The biggest problem is having the same volume of ventilation before, during and after sauna bathing. The need for ventilation is largest during intense sauna-bathing. The intense sauna-bathing with a lot of löyly requires, that the sauna must always dry out after bathing.

The rules and guidelines concerning the ventilation of a sauna trace back to a time, when the saunas were heated with fire. Without the fire, the suggested volumes are often too large.

An exhaust vent in the ceiling sized to the old guidelines is absurd. It makes no sense to channel the hot air rising from the stove directly to the magpies. When the sauna is sensibly ventilated, the need for air changes is much smaller than suggested by these guidelines. It is worth experimenting to attain a suitable level for ventilation.

If there is a wood-burning type ventilation in the sauna, i.e. air intake is behind the heater and exhaust is in the ceiling or up on the wall, a good solution is to make the exhaust vent adjustable.

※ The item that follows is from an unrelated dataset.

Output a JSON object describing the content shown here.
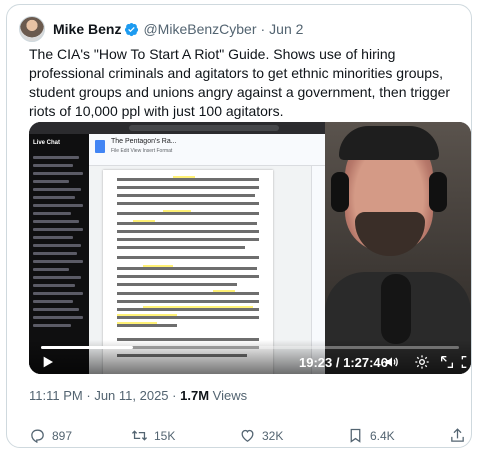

This vent hould be closed during the heating up and be open during and after sauna-bathing. By keeping the vent closed the sauna heats up much faster, because there is no heat going away with ventilation.

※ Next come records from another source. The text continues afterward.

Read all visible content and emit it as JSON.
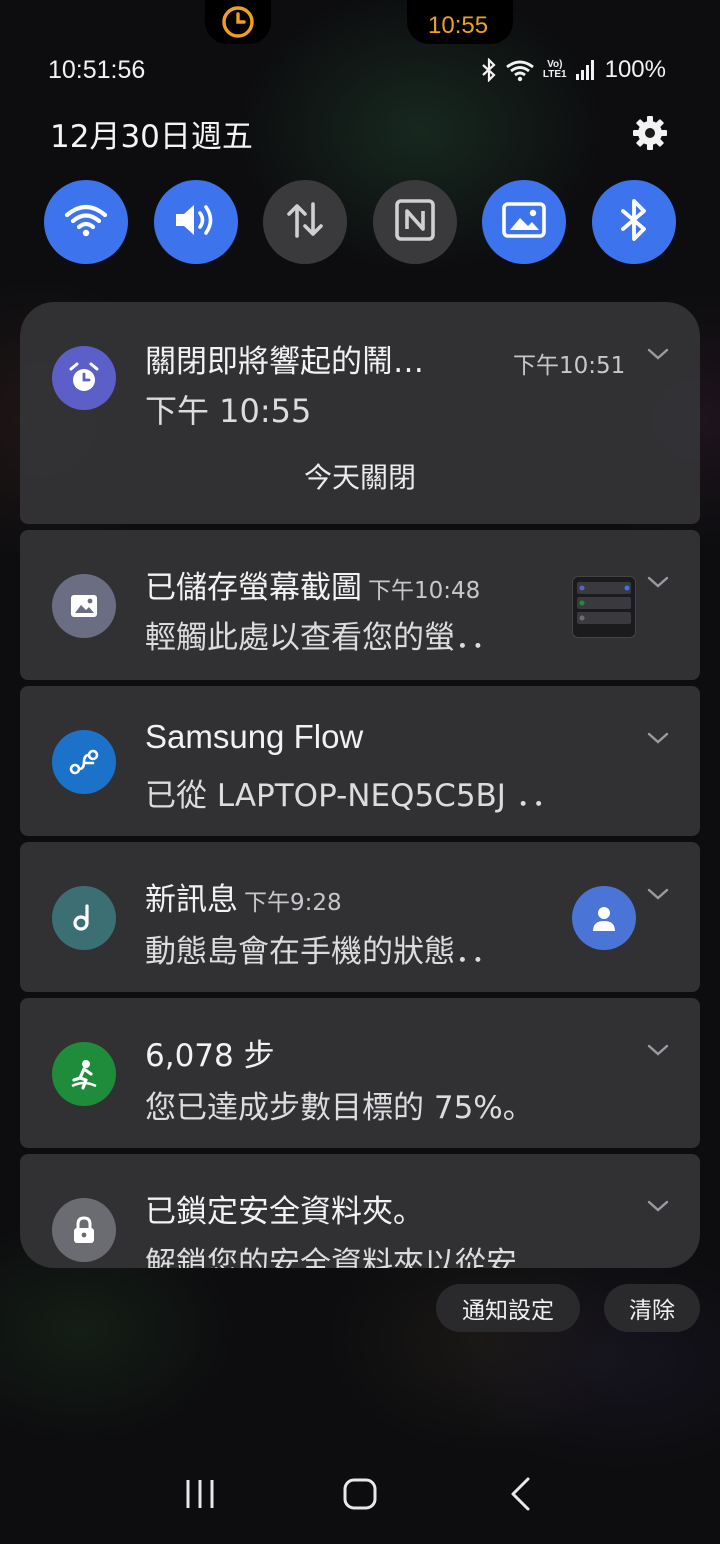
{
  "top_notch": {
    "time": "10:55",
    "alarm_icon": "alarm-clock-icon"
  },
  "status": {
    "clock": "10:51:56",
    "battery": "100%",
    "icons": [
      "bluetooth-icon",
      "wifi-icon",
      "volte-icon",
      "signal-icon"
    ]
  },
  "header": {
    "date": "12月30日週五",
    "settings_icon": "gear-icon"
  },
  "quick_settings": [
    {
      "name": "wifi",
      "icon": "wifi-icon",
      "state": "on"
    },
    {
      "name": "sound",
      "icon": "volume-icon",
      "state": "on"
    },
    {
      "name": "mobile-data",
      "icon": "data-arrows-icon",
      "state": "off"
    },
    {
      "name": "nfc",
      "icon": "nfc-icon",
      "state": "off"
    },
    {
      "name": "image",
      "icon": "image-icon",
      "state": "on"
    },
    {
      "name": "bluetooth",
      "icon": "bluetooth-icon",
      "state": "on"
    }
  ],
  "notifications": [
    {
      "id": "alarm",
      "title": "關閉即將響起的鬧…",
      "time": "下午10:51",
      "body": "下午 10:55",
      "action": "今天關閉",
      "icon": "alarm-icon",
      "icon_color": "#5b5fc7"
    },
    {
      "id": "screenshot",
      "title": "已儲存螢幕截圖",
      "time": "下午10:48",
      "body": "輕觸此處以查看您的螢．．",
      "icon": "image-icon",
      "icon_color": "#6b6e83"
    },
    {
      "id": "flow",
      "title": "Samsung Flow",
      "time": "",
      "body": "已從 LAPTOP-NEQ5C5BJ ．．",
      "icon": "flow-icon",
      "icon_color": "#1c72c9"
    },
    {
      "id": "message",
      "title": "新訊息",
      "time": "下午9:28",
      "body": "動態島會在手機的狀態．．",
      "icon": "music-note-icon",
      "icon_color": "#3b6f73"
    },
    {
      "id": "steps",
      "title": "6,078 步",
      "time": "",
      "body": "您已達成步數目標的 75%。",
      "icon": "walking-icon",
      "icon_color": "#1e8c3a"
    },
    {
      "id": "secure",
      "title": "已鎖定安全資料夾。",
      "time": "",
      "body": "解鎖您的安全資料夾以從安．．",
      "icon": "lock-icon",
      "icon_color": "#6b6b72"
    }
  ],
  "footer": {
    "settings_label": "通知設定",
    "clear_label": "清除"
  },
  "navbar": {
    "recent_icon": "recent-apps-icon",
    "home_icon": "home-icon",
    "back_icon": "back-icon"
  }
}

Click to see this image bigger... When taking löyly the vent should be wide open, which forces the fresh air to rise up also past the stove. As the exhaust is open only when there are bathers in the sauna, there is not much excess energy consumption and still there is enough fresh air.

This adjustable exhaust vent shortens the time for heating up sauna and lessens the need for heating effect. This is a good solution, when there is no need to keep sauna hot but empty. If the sauna is hot but empty long time, the stones of the heater may loose their ability to give löyly as described in chapter How the Heaters and Stoves Work.